Один из них соскользнул с дерева, как только Роан и Сэмми устроились на веревочных креслах. Блокнот для заказов висел у него на шее вместе с кредитной втулкой.
– Что будем пить? – осведомился он, слегка шепелявя.
– Шампанское, – сказал Роан.
– Я вообще-то не люблю шампанское, – заметила Сэмми.
– Извини, не спросил. Что же тогда?
– Текилу.
Официант посмотрел на Роана бездонными, черными, нечеловеческими глазами в обрамлении золотого меха.
– Мне то же, что и даме, – сделал галантный жест Роан. Исанжо взлетел на дерево и умчался.

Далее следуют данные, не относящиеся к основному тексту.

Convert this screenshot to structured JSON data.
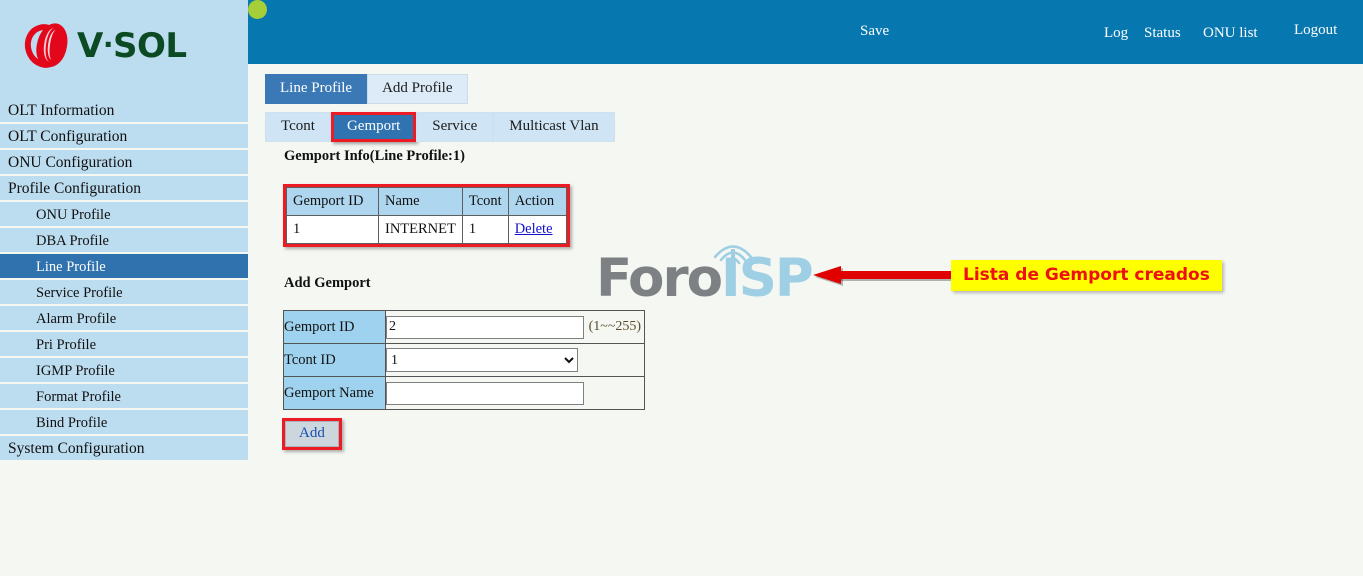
{
  "brand": {
    "name": "V·SOL",
    "logo_icon": "vsol-flame-logo",
    "text_part1": "V",
    "separator": "·",
    "text_part2": "SOL"
  },
  "topbar": {
    "save_label": "Save",
    "status_led": "green-status-led",
    "led_color": "#a6ce39",
    "log_label": "Log",
    "status_label": "Status",
    "onu_list_label": "ONU list",
    "logout_label": "Logout",
    "background_color": "#0777b0"
  },
  "sidebar": {
    "items": [
      {
        "label": "OLT Information",
        "level": 0,
        "active": false
      },
      {
        "label": "OLT Configuration",
        "level": 0,
        "active": false
      },
      {
        "label": "ONU Configuration",
        "level": 0,
        "active": false
      },
      {
        "label": "Profile Configuration",
        "level": 0,
        "active": false
      },
      {
        "label": "ONU Profile",
        "level": 1,
        "active": false
      },
      {
        "label": "DBA Profile",
        "level": 1,
        "active": false
      },
      {
        "label": "Line Profile",
        "level": 1,
        "active": true
      },
      {
        "label": "Service Profile",
        "level": 1,
        "active": false
      },
      {
        "label": "Alarm Profile",
        "level": 1,
        "active": false
      },
      {
        "label": "Pri Profile",
        "level": 1,
        "active": false
      },
      {
        "label": "IGMP Profile",
        "level": 1,
        "active": false
      },
      {
        "label": "Format Profile",
        "level": 1,
        "active": false
      },
      {
        "label": "Bind Profile",
        "level": 1,
        "active": false
      },
      {
        "label": "System Configuration",
        "level": 0,
        "active": false
      }
    ],
    "active_color": "#3072ae",
    "item_color": "#bcdcf0"
  },
  "main": {
    "primary_tabs": [
      {
        "label": "Line Profile",
        "active": true
      },
      {
        "label": "Add Profile",
        "active": false
      }
    ],
    "secondary_tabs": [
      {
        "label": "Tcont",
        "active": false,
        "highlighted": false
      },
      {
        "label": "Gemport",
        "active": true,
        "highlighted": true
      },
      {
        "label": "Service",
        "active": false,
        "highlighted": false
      },
      {
        "label": "Multicast Vlan",
        "active": false,
        "highlighted": false
      }
    ],
    "info_section": {
      "heading": "Gemport Info(Line Profile:1)",
      "columns": [
        "Gemport ID",
        "Name",
        "Tcont",
        "Action"
      ],
      "rows": [
        {
          "gemport_id": "1",
          "name": "INTERNET",
          "tcont": "1",
          "action": "Delete"
        }
      ],
      "highlight_color": "#ed1c24"
    },
    "annotation": {
      "text": "Lista de Gemport creados",
      "background_color": "#ffff00",
      "text_color": "#ee1111",
      "arrow_color": "#e00000",
      "arrow_icon": "left-arrow-annotation"
    },
    "add_section": {
      "heading": "Add Gemport",
      "fields": [
        {
          "label": "Gemport ID",
          "type": "text",
          "value": "2",
          "placeholder": "",
          "hint": "(1~~255)"
        },
        {
          "label": "Tcont ID",
          "type": "select",
          "value": "1",
          "options": [
            "1"
          ],
          "hint": ""
        },
        {
          "label": "Gemport Name",
          "type": "text",
          "value": "",
          "placeholder": "",
          "hint": ""
        }
      ],
      "submit_label": "Add",
      "submit_highlight_color": "#ed1c24"
    }
  },
  "watermark": {
    "part1": "Foro",
    "part2": "ISP",
    "icon": "broadcast-tower-icon",
    "color1": "#7d8183",
    "color2": "#9ecfe5"
  }
}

– Да ты сама вежливость, – подивилась Сэмми. – Ты разве пьешь текилу?
– Отчего же нет, пью.
– А дома что пьешь? – Изумрудные глаза уставились на него.
– Шампанское, мартини. Летом иногда пиво или джин с тоником. Вино за обедом. А что?
– И часто прикладываешься?
– Каждый вечер, – не подумав, выпалил он. – Можно подумать, ты мой доктор.
– Расслабиться хочешь? Забыться? То и другое вместе?
– Ты преувеличиваешь. Мне просто приятно выпить немного вечером. – С месяц назад, услышав заливистый смех Джулианы, флиртующей с молодым офицером (которого она после взяла в любовники), он напился до полной отключки.
Другой исанжо вывел Роана из задумчивости, поставив на стол хлеб и миску с соусом. Глаза от пряного аромата наполнились слезами, а рот слюной.
– Сегодня ты был пьян, иначе ни за что бы не пришел ко мне за кулисы. – Сэмми обмакнула хлеб в соус.
– Ты такого низкого мнения о своих чарах?
– Твое чувство приличия намного сильнее их, – сухо проронила она.
– Тут ты, пожалуй, права.
– Вот видишь. Почему же тогда пришел?
– Потому что ты прекрасна… а я одинок.
– По-твоему, слияние двух тел в темноте сможет это исправить?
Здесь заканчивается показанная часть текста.